Sunday 14 May 2017

Evaluation


I have never found it easy analyzing myself it’s always been a struggle of mine to reflect on what I’m doing and pull out reasons as to why I do work. Towards the end of this module things started to make sense to me but the process of making the final elements of work have been more confusing to me more than any other module. I think this is evident in some of my earlier blog posts as I compare my work to pieces that don’t really relate to well to my work. I do feel like I have benefited from ppp more than a lot of the others as it has given me a big realization to why I like to make work, which was never too obvious to me before.
I had high hopes for my final poster and presentation which put a lot of pressure on myself. Throughout trying to create both I was focusing way too much on the humour of it all but I was struggling to find most of what I was doing funny. This made me doubt my jokes and work all together. I ended up realizing that I think the main reason why I like to produce the work I do is mainly to just make something fun for me and hopefully for other people, I do this by trying to push playful ways to make work and through playful ideas. I still try and keep an element of wit in my work in the hope that maybe that will make someone laugh.

Overall, when it comes to making work though PPP made me comprehend that my work is entertaining because my images are never to complex or doesn’t contend a high level of image making. It’s made me take pride that my messy, playful and at times child like work doesn’t need to be complex or advance to make an entertaining image. It’s more about the craft of it that makes it funny or entertaining.

I think it has also made me realize there are plenty of different ways to get my practice and image making across and this is something I really want to experiment further with. Eventually I would like to take my way of working and see how it reflects in the form of maybe a film or in a 3d form such as a sculpture.
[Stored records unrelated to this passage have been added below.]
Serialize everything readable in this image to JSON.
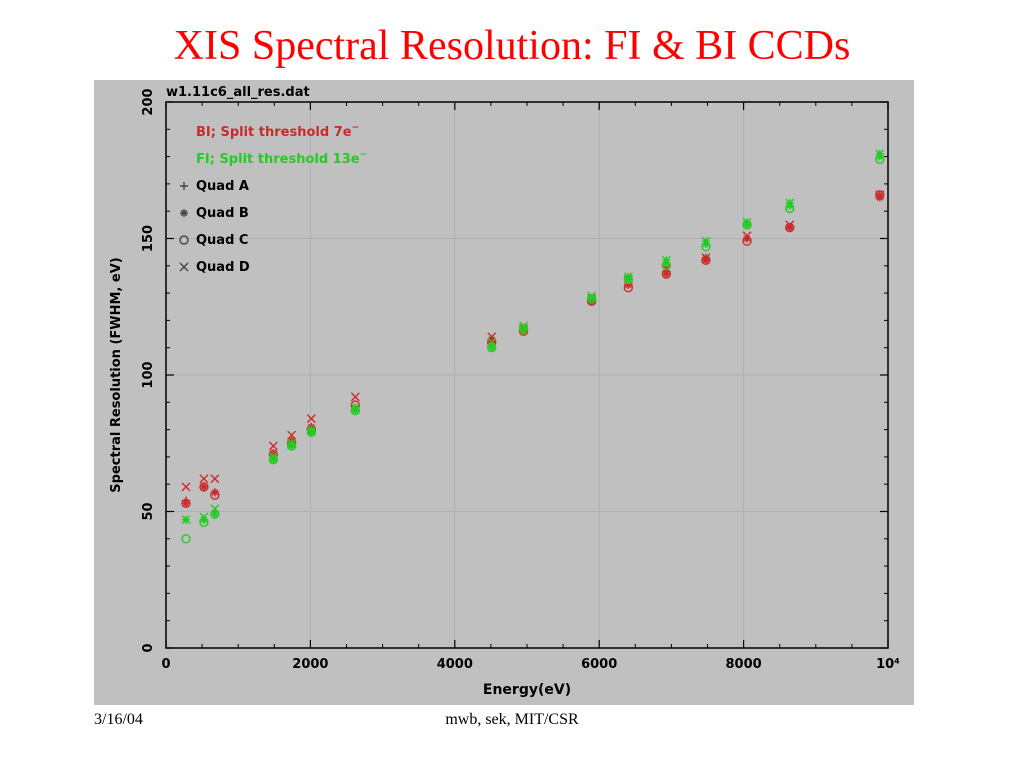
{
  "slide": {
    "title": "XIS Spectral Resolution: FI & BI CCDs",
    "footer_date": "3/16/04",
    "footer_credit": "mwb, sek, MIT/CSR"
  },
  "chart_data": {
    "type": "scatter",
    "title": "w1.11c6_all_res.dat",
    "xlabel": "Energy(eV)",
    "ylabel": "Spectral Resolution (FWHM, eV)",
    "xlim": [
      0,
      10000
    ],
    "ylim": [
      0,
      200
    ],
    "x_ticks": [
      "0",
      "2000",
      "4000",
      "6000",
      "8000",
      "10⁴"
    ],
    "x_tick_values": [
      0,
      2000,
      4000,
      6000,
      8000,
      10000
    ],
    "y_ticks": [
      "0",
      "50",
      "100",
      "150",
      "200"
    ],
    "y_tick_values": [
      0,
      50,
      100,
      150,
      200
    ],
    "grid": true,
    "legend_position": "top-left",
    "legend": {
      "groups": [
        {
          "label": "BI; Split threshold 7e",
          "color": "#cc2a2a"
        },
        {
          "label": "FI; Split threshold 13e",
          "color": "#22cc22"
        }
      ],
      "markers": [
        {
          "label": "Quad A",
          "marker": "plus"
        },
        {
          "label": "Quad B",
          "marker": "asterisk"
        },
        {
          "label": "Quad C",
          "marker": "circle"
        },
        {
          "label": "Quad D",
          "marker": "cross"
        }
      ]
    },
    "x": [
      277,
      525,
      677,
      1487,
      1740,
      2013,
      2622,
      4511,
      4952,
      5895,
      6404,
      6930,
      7478,
      8048,
      8639,
      9886
    ],
    "series": [
      {
        "name": "BI; Split threshold 7e",
        "quad": "Quad A",
        "marker": "plus",
        "color": "#cc2a2a",
        "values": [
          54,
          59,
          57,
          71,
          76,
          80,
          88,
          112,
          116,
          128,
          133,
          138,
          143,
          150,
          154,
          166
        ]
      },
      {
        "name": "BI; Split threshold 7e",
        "quad": "Quad B",
        "marker": "asterisk",
        "color": "#cc2a2a",
        "values": [
          53,
          59,
          57,
          71,
          76,
          81,
          88,
          113,
          116,
          127,
          133,
          137,
          142,
          150,
          154,
          165
        ]
      },
      {
        "name": "BI; Split threshold 7e",
        "quad": "Quad C",
        "marker": "circle",
        "color": "#cc2a2a",
        "values": [
          53,
          59,
          56,
          71,
          75,
          80,
          89,
          112,
          116,
          127,
          132,
          137,
          142,
          149,
          154,
          166
        ]
      },
      {
        "name": "BI; Split threshold 7e",
        "quad": "Quad D",
        "marker": "cross",
        "color": "#cc2a2a",
        "values": [
          59,
          62,
          62,
          74,
          78,
          84,
          92,
          114,
          117,
          128,
          135,
          139,
          143,
          151,
          155,
          166
        ]
      },
      {
        "name": "FI; Split threshold 13e",
        "quad": "Quad A",
        "marker": "plus",
        "color": "#22cc22",
        "values": [
          47,
          47,
          50,
          70,
          75,
          80,
          88,
          111,
          117,
          128,
          136,
          142,
          149,
          156,
          163,
          181
        ]
      },
      {
        "name": "FI; Split threshold 13e",
        "quad": "Quad B",
        "marker": "asterisk",
        "color": "#22cc22",
        "values": [
          47,
          47,
          49,
          69,
          74,
          79,
          87,
          110,
          116,
          128,
          135,
          141,
          148,
          155,
          162,
          180
        ]
      },
      {
        "name": "FI; Split threshold 13e",
        "quad": "Quad C",
        "marker": "circle",
        "color": "#22cc22",
        "values": [
          40,
          46,
          49,
          69,
          74,
          79,
          87,
          110,
          117,
          128,
          135,
          140,
          147,
          155,
          161,
          179
        ]
      },
      {
        "name": "FI; Split threshold 13e",
        "quad": "Quad D",
        "marker": "cross",
        "color": "#22cc22",
        "values": [
          47,
          48,
          51,
          70,
          75,
          80,
          88,
          112,
          118,
          129,
          136,
          142,
          149,
          156,
          163,
          181
        ]
      }
    ]
  }
}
This is something I realized when visiting the sculpture park is that I shouldn’t narrow my work down to just drawing because I would love to produce what I do in a large 3d format.

Reflecting on this year has made me feel a lot more confident in what I do, there where lots of times this year where I have doubted what I do and failed to see if it’s actually any good but PPP has made me a lot more engaged in my work and made me a lot more self aware on the way I approach briefs and elements of my ideas that work better than others this will defiantly help me with next year and any future briefs.